For many high school students currently in the throes of college applications, the stress about the extracurricular section of the Common App is growing. Perhaps one sport took up almost all your time, perhaps you liked to dedicate your free time to socializing, or maybe you were busy studying to get the grades that you wanted. Whatever reason there is, it can be stressful to see such a long column of blank spaces that you are supposedly intended to fill.
This is the part where I could advocate for branching out: try your hand at volunteer opportunities in local arenas, experiment with new sports, or try out for the school musical or play. These are all perfectly good ideas, and if you have the time and motivation, I still advocate for these options. However, I also understand the realistic side of high school time management. Sometimes, you are dedicating everything to one or two things, and this is perfectly acceptable. In fact, there’s more than one person that will tell you this kind of dedication is actually better.
But if you are one of those people with minimal extracurriculars, and without ridiculously envious amounts of dedication, there is a solution to all of your woes:
Get involved with online organizations
Unlike volunteering at a food shelter, playing tennis, or tutoring the youths of your town, you can do online work from home. From your own laptop. In your own time. Really, it’s perfect.
So to help you get started on a quest for the best online program for you, here’s a handy guide of interesting and rewarding sites to get involved with:
I have been an intern for TP for over a year now, and the growth in my writing and communication abilities have grown ten fold. Getting involved with TP allows you to not only learn from other strong writers and grow with them, but it also forces you to diversify your writing by demanding different types of articles and pieces.
I have also gotten the chance to get my hands dirty with the editing side of things at TP, and this has also helped me to mature and grow. Not only as a writer, though the process of aiding others always helps your own writing style, but also as a leader. I’ve learned how to interact with people that I need work from, and people that are editing my work.
Smart Girl’s Group
Unlike TP, this opportunity, another one I am personally heavily involved with, is only for, you guessed it, girls. Sorry boys, but you’ll have to skip this one. Smart Girl’s Group is both an organization and print/online magazine/blog, and their campus charter system is amazing. I first got involved with the virtual side of Smart Girl’s, I volunteered my time as a writer and editor for one of their blog “loops.” I loved the work, but after a period decided I wanted to be involved with the even more important women’s rights part.

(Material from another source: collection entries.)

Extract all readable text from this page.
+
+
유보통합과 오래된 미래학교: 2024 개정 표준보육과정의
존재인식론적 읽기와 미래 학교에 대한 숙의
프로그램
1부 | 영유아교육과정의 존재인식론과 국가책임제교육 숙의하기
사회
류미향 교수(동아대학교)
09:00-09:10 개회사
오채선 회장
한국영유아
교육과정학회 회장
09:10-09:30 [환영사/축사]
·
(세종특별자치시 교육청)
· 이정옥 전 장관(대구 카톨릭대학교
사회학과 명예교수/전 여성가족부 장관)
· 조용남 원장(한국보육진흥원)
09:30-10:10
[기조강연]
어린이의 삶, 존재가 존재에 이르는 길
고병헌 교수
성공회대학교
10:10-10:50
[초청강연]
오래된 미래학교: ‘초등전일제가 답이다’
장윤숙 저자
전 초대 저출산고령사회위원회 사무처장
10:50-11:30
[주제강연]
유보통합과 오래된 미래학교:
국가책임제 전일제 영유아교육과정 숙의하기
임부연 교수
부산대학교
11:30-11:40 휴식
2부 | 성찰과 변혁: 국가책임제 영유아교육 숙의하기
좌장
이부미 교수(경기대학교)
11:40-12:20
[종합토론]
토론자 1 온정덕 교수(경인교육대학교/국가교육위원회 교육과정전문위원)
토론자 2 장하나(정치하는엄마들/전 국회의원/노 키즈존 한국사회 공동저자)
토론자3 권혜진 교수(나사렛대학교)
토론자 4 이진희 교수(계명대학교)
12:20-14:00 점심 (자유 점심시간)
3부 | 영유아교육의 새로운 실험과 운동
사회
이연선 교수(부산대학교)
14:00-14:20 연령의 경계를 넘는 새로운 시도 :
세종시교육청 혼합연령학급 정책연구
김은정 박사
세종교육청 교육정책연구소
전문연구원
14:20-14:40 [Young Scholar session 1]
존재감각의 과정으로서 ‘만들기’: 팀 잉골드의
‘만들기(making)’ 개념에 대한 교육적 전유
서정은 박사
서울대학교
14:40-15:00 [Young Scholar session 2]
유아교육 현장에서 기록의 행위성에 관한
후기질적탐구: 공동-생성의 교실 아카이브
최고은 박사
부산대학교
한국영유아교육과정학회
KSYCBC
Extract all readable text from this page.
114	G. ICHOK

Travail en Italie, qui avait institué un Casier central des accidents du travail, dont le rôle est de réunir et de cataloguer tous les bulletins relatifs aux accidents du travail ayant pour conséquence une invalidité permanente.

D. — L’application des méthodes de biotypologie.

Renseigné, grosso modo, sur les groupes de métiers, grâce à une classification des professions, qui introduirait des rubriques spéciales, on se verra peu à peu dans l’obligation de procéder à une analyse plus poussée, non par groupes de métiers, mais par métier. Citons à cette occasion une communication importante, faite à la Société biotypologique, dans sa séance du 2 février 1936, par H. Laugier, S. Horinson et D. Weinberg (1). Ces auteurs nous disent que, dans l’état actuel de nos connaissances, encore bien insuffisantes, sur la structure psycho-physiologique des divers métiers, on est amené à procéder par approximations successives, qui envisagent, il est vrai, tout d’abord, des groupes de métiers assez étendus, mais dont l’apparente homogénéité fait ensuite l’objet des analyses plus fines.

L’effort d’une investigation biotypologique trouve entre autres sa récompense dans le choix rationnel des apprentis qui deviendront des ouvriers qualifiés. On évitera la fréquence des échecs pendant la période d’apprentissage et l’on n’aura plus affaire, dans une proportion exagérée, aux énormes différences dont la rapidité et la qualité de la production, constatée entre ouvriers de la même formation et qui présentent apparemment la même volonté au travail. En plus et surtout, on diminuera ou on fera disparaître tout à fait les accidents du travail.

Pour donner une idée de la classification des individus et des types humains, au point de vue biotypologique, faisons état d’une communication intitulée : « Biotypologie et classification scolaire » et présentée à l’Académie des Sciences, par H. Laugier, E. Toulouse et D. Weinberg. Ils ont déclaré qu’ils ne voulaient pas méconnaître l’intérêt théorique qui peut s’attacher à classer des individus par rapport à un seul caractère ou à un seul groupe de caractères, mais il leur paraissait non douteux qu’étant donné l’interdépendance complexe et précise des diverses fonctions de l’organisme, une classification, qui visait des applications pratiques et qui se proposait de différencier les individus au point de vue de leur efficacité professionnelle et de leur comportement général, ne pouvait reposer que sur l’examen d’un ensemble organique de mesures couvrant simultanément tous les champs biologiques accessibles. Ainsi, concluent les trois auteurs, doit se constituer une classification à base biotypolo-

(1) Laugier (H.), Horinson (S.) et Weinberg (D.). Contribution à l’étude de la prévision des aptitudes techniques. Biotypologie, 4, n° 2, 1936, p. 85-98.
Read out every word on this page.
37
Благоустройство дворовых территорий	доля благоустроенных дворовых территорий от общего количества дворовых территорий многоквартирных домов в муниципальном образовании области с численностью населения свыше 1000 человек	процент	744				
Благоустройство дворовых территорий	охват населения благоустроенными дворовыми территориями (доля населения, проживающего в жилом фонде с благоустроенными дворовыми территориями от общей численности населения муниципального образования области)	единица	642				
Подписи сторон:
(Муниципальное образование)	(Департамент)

So, I decided to start a Smart Girl’s campus charter at my school. Currently this consists of me and five to six other girls who get together about every two weeks at local coffee shops and discuss global issues. We also organize volunteer excursions around the area where I live, and try to attend lectures and plays with feminist focuses. It’s been a lot of fun and, with the help of the extremely supportive Smart Girl’s Group staff, very easy to organize and run. So if you’re interested at all, head over to their website and check it out!
I’m less familiar with Her Campus personally, but from what I’ve heard from people who have done intern programs on this site, it’s a great place to learn and mature. Beyond writing opportunities, Her Campus also has a strong charter system in place that many recommend, as well as a shop if you’re looking for that extra token of awesomeness in your virtual internship. It’s definitely worth checking out, and even if you decide an internship isn’t what you’re looking for right now, the content is cool and worth a read. You can check it out here.
These are only a few options for you to take your extracurriculars virtual, but these are some of the best. However, if you didn’t see anything that gripped you, a google search of virtual internships and a little digging can illuminate a whole side of web work that you may have never even knew existed. And if you’re on the prowl for that additional thing to add to the application or resume, and think working from home with flexible hours sounds like a good deal, then spending some time finding the perfect internship is well worth the time and energy. Good luck, and remember, find and do what you enjoy and love!